楚媽媽見她耍寶,輕笑出聲,不停地說她不知羞。
楚年撅嘴不服氣地把白色的圍巾掛在脖子上,念著她戴白色更漂亮。
楚媽媽拍拍她的屁股,心裏安定不少。
應該是她太敏感了,年年怕陸南聿,陸南聿又是長輩,他倆能出什麽事,不是陸南聿不好,隻是不適合年年。
年年要人護著要人愛著,陸南聿大她九歲,哪裏能看上這不知事的小姑娘。
況且,陸家亂成一鍋粥,寵女兒的誰願意讓自家寶貝進泥沼裏打滾。
暮色四合,最後一抹薔薇色的晚霞融進了靛藍的天幕。
“你爸爸怎麽還沒回來?都幾點了。”楚媽媽眯起眼,將一縷被風吹亂的黑發別到耳後。
她麵前的白瓷盤裏,甜湯冒著若有若無的熱氣。
楚年咕嚕咕嚕地嚥下花茶,她也很納悶,按道理爸爸半小時前就該到家。
“阿姨好!”
突如其來問好聲從外間傳來。
一個高挑的人影跟著楚爸爸一前一後地走近。
“霍知節!”楚年瞪大眼睛看著來人。
霍知節擁有一張令人過目難忘的臉,標準的鳳眼,眼尾微微上挑,勾勒出幾分東方韻致的清冷。
瞳仁的顏色是朦朧的煙灰色,垂眸時,像是江南煙雨籠罩的湖麵。
膚色是冷調的白皙,溫潤有光華內蘊,在他的左眼下方,一粒極小的淚痣恰到好處地點綴其間,成為這張完美麵容上最驚心動魄的一筆。
“年年對我可真好,說著等容垚一走就給我發訊息讓我回來,他走多久了?你是不是把我忘了?”

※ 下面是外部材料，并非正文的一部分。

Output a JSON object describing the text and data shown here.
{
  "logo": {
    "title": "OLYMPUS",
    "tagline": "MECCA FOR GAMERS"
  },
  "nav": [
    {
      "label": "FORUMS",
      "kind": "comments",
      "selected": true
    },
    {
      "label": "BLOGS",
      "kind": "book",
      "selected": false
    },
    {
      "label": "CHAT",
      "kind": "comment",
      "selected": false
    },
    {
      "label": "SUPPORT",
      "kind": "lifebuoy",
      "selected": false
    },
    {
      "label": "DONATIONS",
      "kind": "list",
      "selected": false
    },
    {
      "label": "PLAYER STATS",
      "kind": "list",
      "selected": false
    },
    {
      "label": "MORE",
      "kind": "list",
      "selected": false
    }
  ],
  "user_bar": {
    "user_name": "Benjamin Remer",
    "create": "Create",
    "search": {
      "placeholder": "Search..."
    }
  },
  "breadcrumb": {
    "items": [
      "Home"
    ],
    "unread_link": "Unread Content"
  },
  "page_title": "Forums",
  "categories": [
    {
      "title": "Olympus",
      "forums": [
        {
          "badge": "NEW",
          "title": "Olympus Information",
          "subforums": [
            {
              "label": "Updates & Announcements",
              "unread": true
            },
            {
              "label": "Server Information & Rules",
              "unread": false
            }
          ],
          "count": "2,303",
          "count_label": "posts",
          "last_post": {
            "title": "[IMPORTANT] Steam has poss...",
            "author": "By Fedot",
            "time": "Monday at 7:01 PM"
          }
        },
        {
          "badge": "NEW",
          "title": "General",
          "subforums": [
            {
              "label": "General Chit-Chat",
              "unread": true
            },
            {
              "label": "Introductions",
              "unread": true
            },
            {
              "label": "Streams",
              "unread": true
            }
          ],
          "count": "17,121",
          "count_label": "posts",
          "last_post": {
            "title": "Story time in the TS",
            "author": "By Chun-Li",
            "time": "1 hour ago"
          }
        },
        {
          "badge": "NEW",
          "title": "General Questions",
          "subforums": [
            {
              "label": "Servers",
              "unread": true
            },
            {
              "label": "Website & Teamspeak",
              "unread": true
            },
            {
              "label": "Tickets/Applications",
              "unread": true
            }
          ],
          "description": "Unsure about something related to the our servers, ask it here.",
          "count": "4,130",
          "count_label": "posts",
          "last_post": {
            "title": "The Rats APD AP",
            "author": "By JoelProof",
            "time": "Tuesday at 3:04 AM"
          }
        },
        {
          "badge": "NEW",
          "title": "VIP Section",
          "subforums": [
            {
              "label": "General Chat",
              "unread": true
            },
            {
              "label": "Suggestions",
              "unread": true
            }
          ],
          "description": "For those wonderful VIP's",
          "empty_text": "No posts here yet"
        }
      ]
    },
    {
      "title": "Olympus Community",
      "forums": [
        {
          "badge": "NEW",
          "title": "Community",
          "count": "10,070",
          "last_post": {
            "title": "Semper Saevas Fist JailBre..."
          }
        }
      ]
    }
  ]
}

楚年尷尬地摸摸鼻尖,“對不起嘛,我不是故意的,我道歉。”
“叫聲哥哥來聽!”霍知節給楚媽媽和楚爸爸分別倒好熱茶,挑眉小聲道。
“坐地起價。”她哼了一聲。
“哎喲,如果不是他們告訴我你今天纔回來,我要是前幾天的飛機,我還撲個空。”
“哥,哥。”
霍知節笑:“誠心的不?拉黑我五個月的賬怎麽算?”
“算你倒黴。”
“切,壞脾氣,不許有下次。”
楚年翻個白眼,惡聲惡氣地吐槽,“我拉黑你,你還不是會找我朋友問我的事,別以為我不知道你多壞。”
“你這次回來待幾天?”
楚媽媽打斷兩人的嬉笑打鬧。
霍知節把碗裏的瘦肉和肥肉分開,又把瘦肉全部夾給一邊嗷嗷待哺的楚年,回話道:“三天,我爸不許我多待。”
楚爸爸罵他,“誰讓你這小子亂說話,你霍家的東西能隨便送人嗎?”
“我又沒送給別人,我送給年年。”他勾起笑,不懷好意地看著楚年,“我帶著嫁妝嫁進這兒,我入贅,你說是不是?”
楚年聽他這話耳朵都聽起繭子了,隨意搪塞他,“對對對,霍家所有東西都是我的,以後你專職給我打工,我每個月給你五百塊的零花錢。”